The first plot is of the estimated smooth function s(age) only. Smooths are subject to identifiability constraints as in the basis expansion used to parametrise the smooth, there is a function or combination of functions that are entirely confounded with the intercept. As such, you can't fit the smooth and an intercept in the same model as you could subtract some value from the intercept and add it back to the smooth and you have the same fit but different coefficients. As you can add and subtract an infinity of values you have an infinite supply of models, which isn't helpful.
Hence identifiability constraints are applied to the basis expansions, and the one that is most useful is to ensure that the smooth sums to zero over the range of the covariate. This involves centering the smooth at 0, with the intercept then representing the overall mean of the response.
So, the first plot is of the smooth, subject to this sum to zero constraint, so it straddles 0. The intercept in this model is:
> coef(gam.lr)[1]
(Intercept)
-4.7175
If you add this to values in this plot, you get the values in the second plot, which is the application of the full model to the data you supplied, intercept + f(age).
This is all also happening on the link scale, the log odds scale, hence all the negative values.
I have fitted a lmer model, and now I am trying to interpret the coefficients in terms of the real coefficients instead of scaled ones.
My top model is:
lmer(logcptplus1~scale.t6+scale.logdepth+(1|location) + (1|Fyear),data=cpt, REML=TRUE)
so both the predictor variables are scaled, with one being the scaled log values. my response variable is not scaled and just logged.
to scale my predictor variables, I used the scale(data$column, center=TRUE,scale=TRUE) function in r.
The output for my model is:
Fixed effects:
Estimate Std. Error t value
(int) 3.31363 0.15163 21.853
scale.t6 -0.34400 0.10540 -3.264
scale.logdepth -0.58199 0.06486 -8.973
so how can I obtain real estimates for my response variable from these coefficients that are scaled based on my scaled predictor variables?
NOTE: I understand how to unscale my predictor variables, just not how to unscale/transform the coefficients
Thanks
The scale function does a z-transform of the data, which means it takes the original values, subtracts the mean, and then divides by the standard deviation.
to_scale <- 1:10
using_scale <- scale(to_scale, center = TRUE, scale = TRUE)
by_hand <- (to_scale - mean(to_scale))/sd(to_scale)
identical(as.numeric(using_scale), by_hand)
[1] TRUE
Therefore, to reverse the model coefficients all you need to do is multiply the coefficient by the standard deviation of the covariate and add the mean.
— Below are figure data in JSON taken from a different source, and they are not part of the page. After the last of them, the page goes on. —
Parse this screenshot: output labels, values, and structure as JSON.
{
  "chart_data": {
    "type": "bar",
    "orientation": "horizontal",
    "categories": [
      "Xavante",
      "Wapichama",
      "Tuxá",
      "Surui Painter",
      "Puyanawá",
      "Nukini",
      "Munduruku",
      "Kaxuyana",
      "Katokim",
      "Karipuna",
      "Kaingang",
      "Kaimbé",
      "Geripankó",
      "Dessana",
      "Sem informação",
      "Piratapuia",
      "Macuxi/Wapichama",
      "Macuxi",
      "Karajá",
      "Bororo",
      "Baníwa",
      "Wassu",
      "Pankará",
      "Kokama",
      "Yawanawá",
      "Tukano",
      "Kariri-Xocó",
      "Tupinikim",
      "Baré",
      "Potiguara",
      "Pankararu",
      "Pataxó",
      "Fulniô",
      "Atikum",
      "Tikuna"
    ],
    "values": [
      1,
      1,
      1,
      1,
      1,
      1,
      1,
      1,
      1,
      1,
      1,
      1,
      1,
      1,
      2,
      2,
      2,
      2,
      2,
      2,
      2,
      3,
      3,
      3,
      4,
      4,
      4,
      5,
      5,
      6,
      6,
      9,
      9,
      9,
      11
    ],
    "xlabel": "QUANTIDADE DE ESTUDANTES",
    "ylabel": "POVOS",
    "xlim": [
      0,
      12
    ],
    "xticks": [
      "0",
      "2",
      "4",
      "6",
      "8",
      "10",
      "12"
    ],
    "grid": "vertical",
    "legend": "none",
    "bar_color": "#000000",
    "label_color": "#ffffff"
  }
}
The scale function holds onto the mean and sd for you. So, if we assume that your covariate values are the using_scale vector for the scale.t6 regression coefficient we can write a function to do the work for us.
get_real <- function(coef, scaled_covariate){
# collect mean and standard deviation from scaled covariate
mean_sd <- unlist(attributes(scaled_covariate)[-1])
# reverse the z-transformation
answer <- (coef * mean_sd[2]) + mean_sd[1]
# this value will have a name, remove it
names(answer) <- NULL
# return unscaled coef
return(answer)
}
get_real(-0.3440, using_scale)
[1] 4.458488
In other words, it is the same thing as unscaling your predictor variables because it is a monotonic transformation.